日産婦医会報(平成23年5月号)妊婦向けのサービス−コストとベネフィット−
前医療対策委員会委員 紀平 正道
医療はサービス業であり、どの医療機関でも患者獲得のための努力を行っている。それは、患者向けに紹介されることはあっても他の医療機関に公表されることはほとんどない。今回、当院の妊婦向けサービスについて、コストとベネフィットを含めて紹介したい。
【当院の規模】
当院は、三重県津市で月約65件の出産を扱う診療所である。開院から今年63年を迎え、これまで行ってきた種々の患者サービスの蓄積がある。また、10年前に15の温水プールとエアロビクススタジオを併設した。
【妊婦向けサービス】
託児サービス:外来受診中の利用は無料。それ以外は1人1時間600円。産後の美容院やお出かけ時に好評。
出産体験教室:月2回開催、無料。後期の妊婦を対象に入院から分娩までの流れを説明する。分娩室では分娩台を体験する。スタッフからみれば当たり前の光景だが、意外と妊婦さんにはお産の不安が減ると好評。ただし、出産と重なる時があるので時間の調整が難点。
骨盤ケア教室:月2回開催、無料。腰痛や恥骨痛は妊娠につきもの。助産師から、軽減のための注意、骨盤のゆがみのチェック、骨盤ベルトの紹介などあり。
父親教室:月2回開催、無料。妊婦ジャケットを着用し、妊娠中の大変さを夫も体験。赤ちゃんの抱き方、おむつの換え方などを指導。
沐浴指導:入院中、褥婦・家族に対し、各自の子で実技指導する。もちろん無料。開始時間は希望を聞いている。
胎教教室:20年以上続いている外部講師の持込み企画。赤ちゃんへのプレゼント作り、絵本の紹介など、毎月テーマが変わる。1人1回1,000円の参加費用が講師料になる。
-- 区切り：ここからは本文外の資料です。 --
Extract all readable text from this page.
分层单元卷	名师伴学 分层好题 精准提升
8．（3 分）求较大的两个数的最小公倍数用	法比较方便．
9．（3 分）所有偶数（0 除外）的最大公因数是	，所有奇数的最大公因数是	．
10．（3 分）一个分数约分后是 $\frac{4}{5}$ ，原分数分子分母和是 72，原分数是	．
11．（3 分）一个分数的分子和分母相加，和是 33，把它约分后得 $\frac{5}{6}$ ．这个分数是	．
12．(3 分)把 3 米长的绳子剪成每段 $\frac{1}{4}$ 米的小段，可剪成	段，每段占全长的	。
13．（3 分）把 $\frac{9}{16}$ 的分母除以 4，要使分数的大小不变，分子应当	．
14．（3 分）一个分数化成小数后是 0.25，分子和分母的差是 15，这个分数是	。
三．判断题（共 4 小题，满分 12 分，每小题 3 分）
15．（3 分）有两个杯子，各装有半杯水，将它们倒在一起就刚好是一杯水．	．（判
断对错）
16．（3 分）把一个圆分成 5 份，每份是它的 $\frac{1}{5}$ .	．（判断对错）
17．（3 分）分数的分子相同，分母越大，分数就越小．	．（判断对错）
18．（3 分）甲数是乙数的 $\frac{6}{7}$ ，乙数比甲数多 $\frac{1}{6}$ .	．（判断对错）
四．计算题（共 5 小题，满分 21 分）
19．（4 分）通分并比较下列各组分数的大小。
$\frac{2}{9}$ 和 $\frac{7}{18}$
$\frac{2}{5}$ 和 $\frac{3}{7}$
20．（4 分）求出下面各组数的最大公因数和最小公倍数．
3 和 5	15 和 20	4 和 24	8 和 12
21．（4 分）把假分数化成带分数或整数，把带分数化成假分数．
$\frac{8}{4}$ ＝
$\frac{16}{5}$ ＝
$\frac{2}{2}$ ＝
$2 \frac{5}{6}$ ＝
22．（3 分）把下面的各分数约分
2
ベビースリング講習会:販売業者が使用方法の講習を行い、販売も行う。2〜3カ月に1回開催。場所の提供のみ。
マタニティアクア・マタニティビクス・マタニティヨガ:1回1,000円前後。妊婦水泳は雑誌などで取り上げられることが少なくなり、参加者が減少したので中止した。プールでのマタニティビクスであるマタニティアクアは、水中は動きが遅くエアロビクスが苦手な人にも人気がある。
その他:ケーキバイキングを入院患者対象に週1回開催している。アロマセラピーやリフレクソロジーも行っていたが、講師の確保が困難なため中止した。イベント以外のサービスとして、出産時のインスタント写真、寝巻は持参不要、赤ちゃん用体重計の貸出(1週間1,000円)、超音波検査後のゲルの拭き取りには自動おしぼり機(本体84,000円、1枚当たり3.5円)を使用している。
【コスト・ベネフィット】
託児サービスは、NPO法人から月〜金1人の派遣で月約20万円の支出に対し、月100名程度の利用で収入は5〜8万円。エクササイズ関連のインストラクターは、他にスタジオを持つ会社に依頼。レッスンが月18回で講師料が月12万円程度。小さなプールでも水道光熱費・ボイラー費に月に20万円程度かかる。参加者の減る冬ほど重油代がかさむのが痛い。妊婦以外の一般会員の会費で少し補っているが、プール建設費の返済等を合わせると月100万円強の赤字である。宣伝費と割り切って考えている。ケーキバイキングは宣伝効果大である。ケーキ作りの得意な職員のお陰 でコストはあまりかからないが、20種類近いケーキを準備するのは大変な作業である。食事のバイキング形式も考えたが、入院患者が少ない時の効率の悪さから思いとどまった。通院患者の病院に対する評価や改善要望を52,500円で500名分のアンケート調査する会社があり、結果が患者サービスの改善に役立つ以外に、患者の声を口コミとしてネットに投稿してくれるので広告として有用と思われた。
【まとめ】
プールは経費がかさむので、自院でプールを持つ価値は低い。スタジオは、エクササイズだけでなく各種教室などにも利用可能であり、存在価値は高い。しかし、分娩室を探検する教室や父親教室、時間を希望できる沐浴指導など経費のかからないものでも妊婦の満足度は高いので、妊婦向けサービスとして有用と思われる。産科経営は妊婦のニーズに応じた様々な形態があるが、その一つとしてご参考になれば幸いです。